L’Assemblée nationale a adopté en première lecture, ce lundi 26 janvier 2026, l’interdiction du téléphone portable dans les lycées. Mesure phare de la loi visant à protéger les mineurs sur les réseaux sociaux, ce texte introduit une subtilité de taille : l’obligation de créer une « zone autorisée » dans la cour.
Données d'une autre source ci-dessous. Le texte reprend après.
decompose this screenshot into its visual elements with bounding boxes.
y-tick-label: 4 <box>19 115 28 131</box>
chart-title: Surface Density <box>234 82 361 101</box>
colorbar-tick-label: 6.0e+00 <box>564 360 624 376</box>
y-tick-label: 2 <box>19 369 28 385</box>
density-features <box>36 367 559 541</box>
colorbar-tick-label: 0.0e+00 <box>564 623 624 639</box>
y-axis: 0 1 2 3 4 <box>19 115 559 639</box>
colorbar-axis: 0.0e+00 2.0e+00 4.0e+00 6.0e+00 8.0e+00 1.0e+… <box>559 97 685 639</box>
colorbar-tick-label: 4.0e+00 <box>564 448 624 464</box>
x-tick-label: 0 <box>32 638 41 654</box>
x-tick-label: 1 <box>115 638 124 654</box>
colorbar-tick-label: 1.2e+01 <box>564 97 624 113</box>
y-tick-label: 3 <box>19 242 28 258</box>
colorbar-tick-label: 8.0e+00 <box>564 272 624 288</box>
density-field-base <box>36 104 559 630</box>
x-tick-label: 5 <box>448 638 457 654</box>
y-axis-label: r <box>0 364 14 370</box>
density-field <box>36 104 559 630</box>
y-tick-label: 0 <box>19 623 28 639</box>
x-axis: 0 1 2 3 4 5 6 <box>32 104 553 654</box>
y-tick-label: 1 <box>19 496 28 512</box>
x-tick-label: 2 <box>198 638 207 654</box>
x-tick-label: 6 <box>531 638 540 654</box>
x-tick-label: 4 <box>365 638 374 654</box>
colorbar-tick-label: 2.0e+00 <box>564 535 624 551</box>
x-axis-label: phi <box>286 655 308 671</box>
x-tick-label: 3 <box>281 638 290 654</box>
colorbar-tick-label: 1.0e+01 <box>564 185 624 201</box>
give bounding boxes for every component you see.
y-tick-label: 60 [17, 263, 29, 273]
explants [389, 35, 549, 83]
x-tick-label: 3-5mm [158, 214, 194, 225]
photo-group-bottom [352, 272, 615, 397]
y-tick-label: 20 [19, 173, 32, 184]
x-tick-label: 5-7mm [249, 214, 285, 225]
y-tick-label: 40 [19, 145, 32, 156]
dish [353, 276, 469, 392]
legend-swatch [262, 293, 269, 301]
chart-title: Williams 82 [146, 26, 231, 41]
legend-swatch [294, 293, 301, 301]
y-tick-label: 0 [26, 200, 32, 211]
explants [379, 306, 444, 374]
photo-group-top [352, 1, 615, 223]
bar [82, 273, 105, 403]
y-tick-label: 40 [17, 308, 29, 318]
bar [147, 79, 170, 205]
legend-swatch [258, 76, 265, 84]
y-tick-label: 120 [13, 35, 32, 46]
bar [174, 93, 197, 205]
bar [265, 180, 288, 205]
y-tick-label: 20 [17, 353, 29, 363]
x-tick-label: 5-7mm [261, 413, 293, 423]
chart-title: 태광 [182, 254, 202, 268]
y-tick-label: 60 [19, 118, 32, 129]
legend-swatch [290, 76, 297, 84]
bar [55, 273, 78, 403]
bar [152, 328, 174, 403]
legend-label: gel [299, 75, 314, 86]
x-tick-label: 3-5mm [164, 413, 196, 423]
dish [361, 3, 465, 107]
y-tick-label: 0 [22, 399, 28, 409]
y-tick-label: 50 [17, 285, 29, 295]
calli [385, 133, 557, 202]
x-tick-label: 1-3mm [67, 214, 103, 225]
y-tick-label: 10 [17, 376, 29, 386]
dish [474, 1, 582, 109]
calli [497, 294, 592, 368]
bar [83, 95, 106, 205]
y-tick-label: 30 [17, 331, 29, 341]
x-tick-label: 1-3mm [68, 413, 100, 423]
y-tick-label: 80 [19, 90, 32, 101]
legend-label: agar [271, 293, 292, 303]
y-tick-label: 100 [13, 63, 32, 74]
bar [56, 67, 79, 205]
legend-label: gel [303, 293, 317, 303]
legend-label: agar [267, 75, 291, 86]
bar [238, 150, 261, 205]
Voici ce qui va changer concrètement pour les établissements :
1. Le principe : Interdiction sauf exceptions
À compter de la rentrée 2026, le portable sera interdit dans l’enceinte des lycées, une mesure déjà en vigueur au collège. L’interdiction s’applique :
- Pendant les cours (sauf usage pédagogique à la demande de l’enseignant).
- Dans les couloirs et les espaces de circulation.
L’exception « Étudiants » : Les étudiants scolarisés dans les lycées (BTS, CPGE) ne sont pas concernés par cette interdiction. En revanche, l’amendement visant à autoriser le portable pour les élèves majeurs du secondaire a été rejeté.
2. La nouveauté : Une « zone » d’utilisation obligatoire
Contre l’avis du gouvernement, les députés ont voté un amendement imposant aux établissements de définir une « zone » dans la cour de récréation où le portable reste autorisé.
- L’objectif : Éviter que les élèves ne sortent de l’établissement pour consulter leur téléphone (enjeu de sécurité) et leur permettre de consulter l’ENT (emploi du temps, communications) sur le temps scolaire.
3. Pas de casiers, mais appel à la « responsabilité »
Sur le plan pratique, le Ministre Édouard Geffray a écarté l’idée d’équipements coûteux. Il n’y aura pas d’obligation d’installer des boîtes de dépôt à l’entrée ou des pochettes anti-ondes. Le ministère mise sur la « responsabilité » des lycéens, capables de laisser le téléphone éteint dans le sac. L’objectif affiché est de créer un espace de déconnexion pour favoriser les échanges directs entre élèves.
4. Le contexte : Réseaux sociaux interdits aux moins de 15 ans
Cette mesure s’inscrit dans un texte plus large qui interdit l’accès aux réseaux sociaux (TikTok, Instagram, etc.) aux moins de 15 ans, sauf exceptions comme les messageries privées, avec une entrée en vigueur prévue au 1er septembre 2026.
Le point de vue syndical :
Ce texte renvoie une nouvelle fois la responsabilité de la mise en œuvre aux équipes locales. Les Conseils d’Administration devront modifier les Règlements Intérieurs pour définir cette fameuse « zone » dans la cour, ce qui promet de nouveaux débats sur la surveillance et la délimitation de ces espaces.